Expansão de território, garantia de segurança e pagamento de propina a policiais são as molas mestras para a aliança da máfia das vans com traficantes da facção criminosa Terceiro Comando Puro (TCP), nas zonas Norte e Oeste, em mercado que movimenta R$ 15 milhões por mês. Uma mensagem suspeita para César Moraes Gouveia, o Coroa ou Cabeção, apontado pela Polícia Civil como o maior ‘empresário’ ligado à Cooperativa Rio da Prata, foi interceptada dia 21 de janeiro no Presídio Lemos Brito por agentes da Secretaria de Administração Penitenciária (Seap).

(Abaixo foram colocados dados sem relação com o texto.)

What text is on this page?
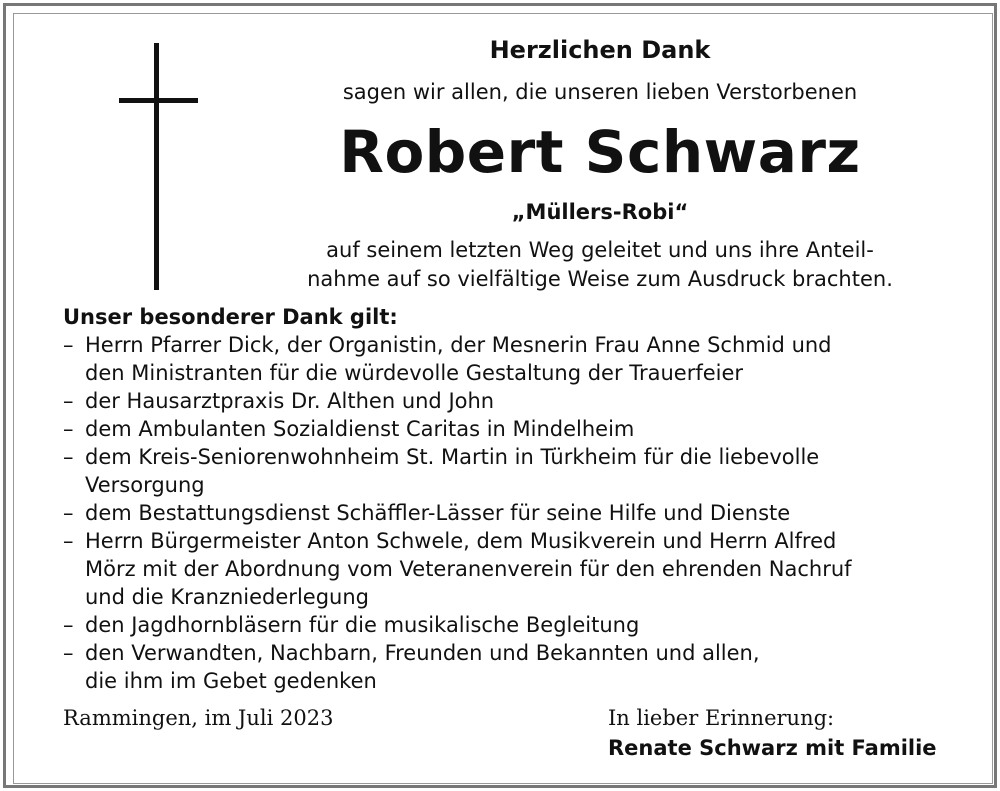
Herzlichen Dank
sagen wir allen, die unseren lieben Verstorbenen
Robert Schwarz
„Müllers-Robi“
auf seinem letzten Weg geleitet und uns ihre Anteil-
nahme auf so vielfältige Weise zum Ausdruck brachten.
Unser besonderer Dank gilt:
– Herrn Pfarrer Dick, der Organistin, der Mesnerin Frau Anne Schmid und
den Ministranten für die würdevolle Gestaltung der Trauerfeier
– der Hausarztpraxis Dr. Althen und John
– dem Ambulanten Sozialdienst Caritas in Mindelheim
– dem Kreis-Seniorenwohnheim St. Martin in Türkheim für die liebevolle
Versorgung
– dem Bestattungsdienst Schäffler-Lässer für seine Hilfe und Dienste
– Herrn Bürgermeister Anton Schwele, dem Musikverein und Herrn Alfred
Mörz mit der Abordnung vom Veteranenverein für den ehrenden Nachruf
und die Kranzniederlegung
– den Jagdhornbläsern für die musikalische Begleitung
– den Verwandten, Nachbarn, Freunden und Bekannten und allen,
die ihm im Gebet gedenken
Rammingen, im Juli 2023	In lieber Erinnerung:
Renate Schwarz mit Familie
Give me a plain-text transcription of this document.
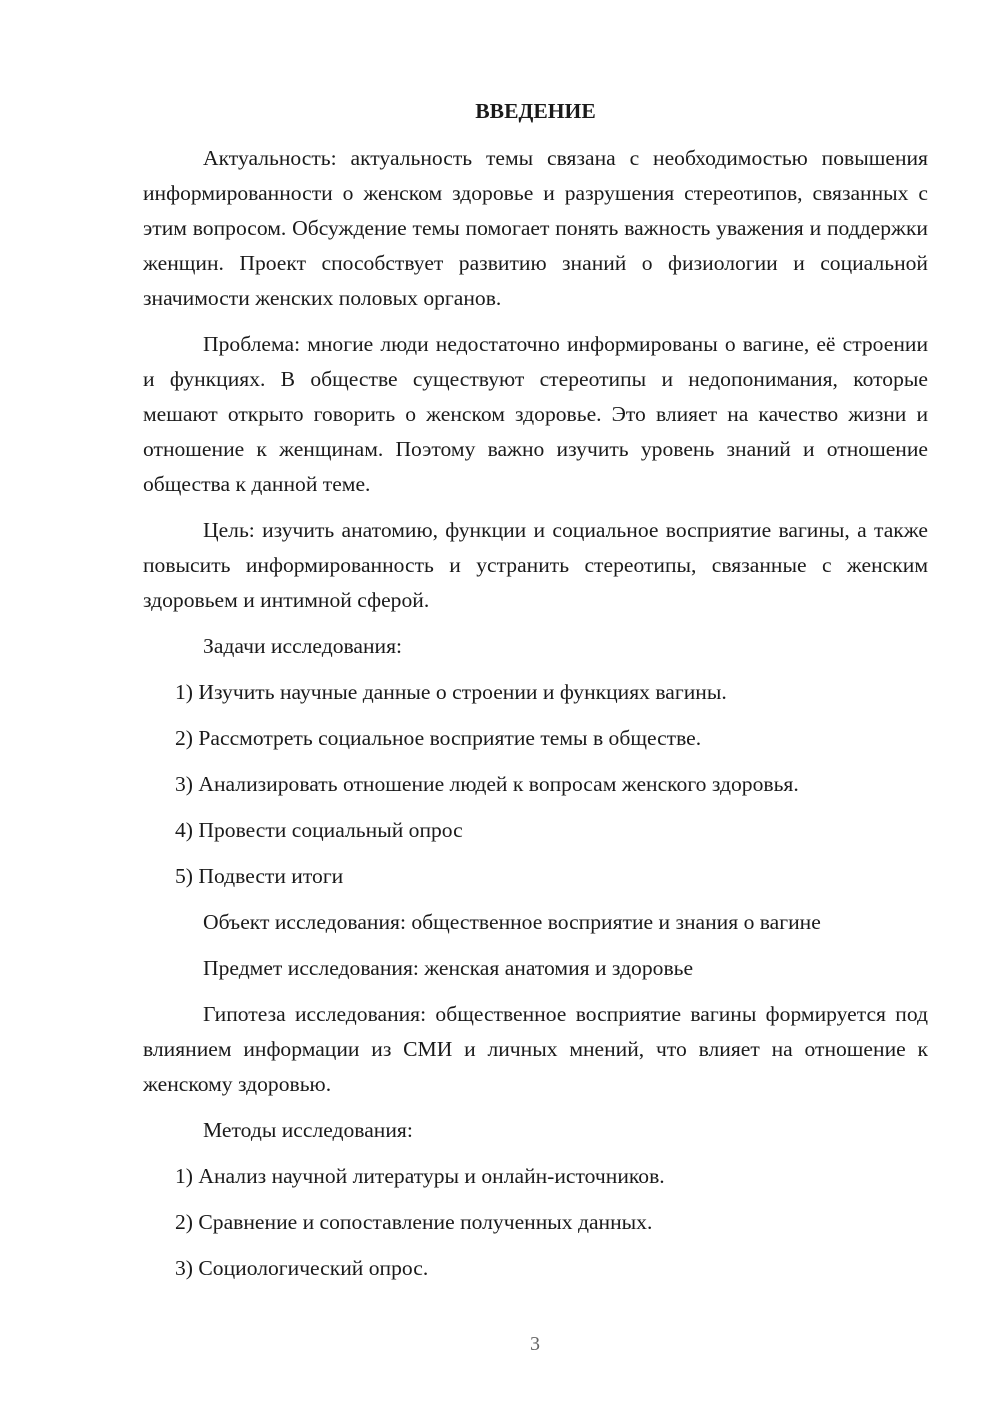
ВВЕДЕНИЕ

Актуальность: актуальность темы связана с необходимостью повышения информированности о женском здоровье и разрушения стереотипов, связанных с этим вопросом. Обсуждение темы помогает понять важность уважения и поддержки женщин. Проект способствует развитию знаний о физиологии и социальной значимости женских половых органов.

Проблема: многие люди недостаточно информированы о вагине, её строении и функциях. В обществе существуют стереотипы и недопонимания, которые мешают открыто говорить о женском здоровье. Это влияет на качество жизни и отношение к женщинам. Поэтому важно изучить уровень знаний и отношение общества к данной теме.

Цель: изучить анатомию, функции и социальное восприятие вагины, а также повысить информированность и устранить стереотипы, связанные с женским здоровьем и интимной сферой.

Задачи исследования:

1) Изучить научные данные о строении и функциях вагины.

2) Рассмотреть социальное восприятие темы в обществе.

3) Анализировать отношение людей к вопросам женского здоровья.

4) Провести социальный опрос

5) Подвести итоги

Объект исследования: общественное восприятие и знания о вагине

Предмет исследования: женская анатомия и здоровье

Гипотеза исследования: общественное восприятие вагины формируется под влиянием информации из СМИ и личных мнений, что влияет на отношение к женскому здоровью.

Методы исследования:

1) Анализ научной литературы и онлайн-источников.

2) Сравнение и сопоставление полученных данных.

3) Социологический опрос.

3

O material faz parte de investigação da Delegacia de Repressão às Ações Criminosas Organizadas e Inquéritos Especiais (Draco-IE) e do Ministério Público, que inclui ainda a ligação do transporte alternativo com o jogo do bicho. Na carta, um presidiário agradece a César por ter ajudado o grupo a financiar a clonagem de duas viaturas da Polícia Federal. Pede ainda auxílio para que outros dois veículos também sejam clonados. Ele cita que outro objetivo do bando do traficante Marcelo Santos das Dores, o Menor P, chefe de favelas do Complexo da Maré, seria a invasão da favela Vilar Carioca, em Inhoaíba. O território também é de interesse das vans.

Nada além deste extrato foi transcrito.